The formation is known for its fossils of early dinosaurs, including the coelophysoid Zupaysaurus and the "prosauropods" Coloradisaurus, Lessemsaurus, and Riojasaurus. Magnetostratigraphic analysis suggests that the Los Colorados Formation was deposited between 227 and 213 million years ago.

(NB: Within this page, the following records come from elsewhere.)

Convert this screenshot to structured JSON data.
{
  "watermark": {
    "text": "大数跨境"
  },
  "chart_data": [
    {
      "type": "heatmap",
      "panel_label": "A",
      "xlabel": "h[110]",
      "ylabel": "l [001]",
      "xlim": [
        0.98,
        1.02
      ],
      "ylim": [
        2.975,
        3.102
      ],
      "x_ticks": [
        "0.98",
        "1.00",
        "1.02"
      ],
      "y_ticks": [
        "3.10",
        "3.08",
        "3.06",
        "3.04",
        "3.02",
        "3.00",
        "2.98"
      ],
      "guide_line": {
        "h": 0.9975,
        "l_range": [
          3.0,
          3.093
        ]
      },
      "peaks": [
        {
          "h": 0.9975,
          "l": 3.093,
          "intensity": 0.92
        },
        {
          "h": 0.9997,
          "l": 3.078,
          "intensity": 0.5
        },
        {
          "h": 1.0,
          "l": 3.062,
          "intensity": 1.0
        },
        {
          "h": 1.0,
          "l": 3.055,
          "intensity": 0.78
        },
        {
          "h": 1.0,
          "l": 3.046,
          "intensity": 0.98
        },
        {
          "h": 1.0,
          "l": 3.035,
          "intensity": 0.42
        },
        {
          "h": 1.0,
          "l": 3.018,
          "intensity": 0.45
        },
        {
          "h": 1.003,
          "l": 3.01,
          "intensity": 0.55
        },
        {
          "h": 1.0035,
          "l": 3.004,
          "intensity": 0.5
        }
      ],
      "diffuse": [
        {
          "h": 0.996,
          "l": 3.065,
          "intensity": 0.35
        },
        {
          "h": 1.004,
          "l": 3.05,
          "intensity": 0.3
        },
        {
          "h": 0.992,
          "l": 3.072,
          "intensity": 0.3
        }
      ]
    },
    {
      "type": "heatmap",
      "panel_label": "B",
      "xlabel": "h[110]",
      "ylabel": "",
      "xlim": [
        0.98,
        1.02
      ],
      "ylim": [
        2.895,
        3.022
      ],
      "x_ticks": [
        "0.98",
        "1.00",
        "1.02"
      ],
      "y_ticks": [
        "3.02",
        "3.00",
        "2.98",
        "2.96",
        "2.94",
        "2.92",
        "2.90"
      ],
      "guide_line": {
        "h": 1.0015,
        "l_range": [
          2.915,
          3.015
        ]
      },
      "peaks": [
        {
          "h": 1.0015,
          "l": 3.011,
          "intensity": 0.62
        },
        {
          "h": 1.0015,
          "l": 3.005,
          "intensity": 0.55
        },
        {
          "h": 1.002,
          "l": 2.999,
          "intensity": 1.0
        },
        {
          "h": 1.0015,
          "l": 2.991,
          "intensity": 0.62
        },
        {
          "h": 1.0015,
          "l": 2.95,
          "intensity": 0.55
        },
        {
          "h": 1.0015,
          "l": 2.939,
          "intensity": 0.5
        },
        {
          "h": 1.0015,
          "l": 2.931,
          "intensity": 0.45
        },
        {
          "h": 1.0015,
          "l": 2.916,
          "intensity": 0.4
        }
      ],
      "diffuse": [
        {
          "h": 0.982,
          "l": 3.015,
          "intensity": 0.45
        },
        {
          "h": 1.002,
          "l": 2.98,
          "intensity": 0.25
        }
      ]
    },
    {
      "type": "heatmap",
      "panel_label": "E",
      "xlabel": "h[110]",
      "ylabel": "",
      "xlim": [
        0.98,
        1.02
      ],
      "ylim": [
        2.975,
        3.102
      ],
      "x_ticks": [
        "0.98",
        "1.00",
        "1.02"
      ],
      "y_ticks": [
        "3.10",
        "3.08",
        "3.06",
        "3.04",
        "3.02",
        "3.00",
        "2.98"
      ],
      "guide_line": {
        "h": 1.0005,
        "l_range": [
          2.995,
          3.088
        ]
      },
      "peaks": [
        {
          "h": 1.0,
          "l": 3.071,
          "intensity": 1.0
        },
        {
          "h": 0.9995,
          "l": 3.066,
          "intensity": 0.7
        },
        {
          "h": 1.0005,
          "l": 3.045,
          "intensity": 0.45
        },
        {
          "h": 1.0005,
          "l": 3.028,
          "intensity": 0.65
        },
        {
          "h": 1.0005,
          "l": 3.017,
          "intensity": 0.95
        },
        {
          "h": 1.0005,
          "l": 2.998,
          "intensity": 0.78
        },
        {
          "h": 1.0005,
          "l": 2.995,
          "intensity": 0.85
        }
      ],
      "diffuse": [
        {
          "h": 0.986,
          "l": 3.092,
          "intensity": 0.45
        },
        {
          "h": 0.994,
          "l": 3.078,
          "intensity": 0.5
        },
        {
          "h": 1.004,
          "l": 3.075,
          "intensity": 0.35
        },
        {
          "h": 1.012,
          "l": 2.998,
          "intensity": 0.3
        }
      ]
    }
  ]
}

Los Colorados Formation is a unit with an approximate thickness of 600 metres (2,000 ft) of the Agua de la Peña Group in the Ischigualasto-Villa Unión Basin, where it is exposed in the Ischigualasto Provincial Park, a World Heritage Site in Argentina. The formation gradually overlies the Ischigualasto Formation and is unconformably overlain by the Cretaceous Cerro Rajado Formation. The formation comprises red-colored, fine- to medium-grain–size sandstones together with siltstones and ancillary floodplain mudstones with early calcisol development. The formation was deposited in a fluvial to lacustrine environment.

Indeterminate theropod remains present in the Provincia de la Rioja.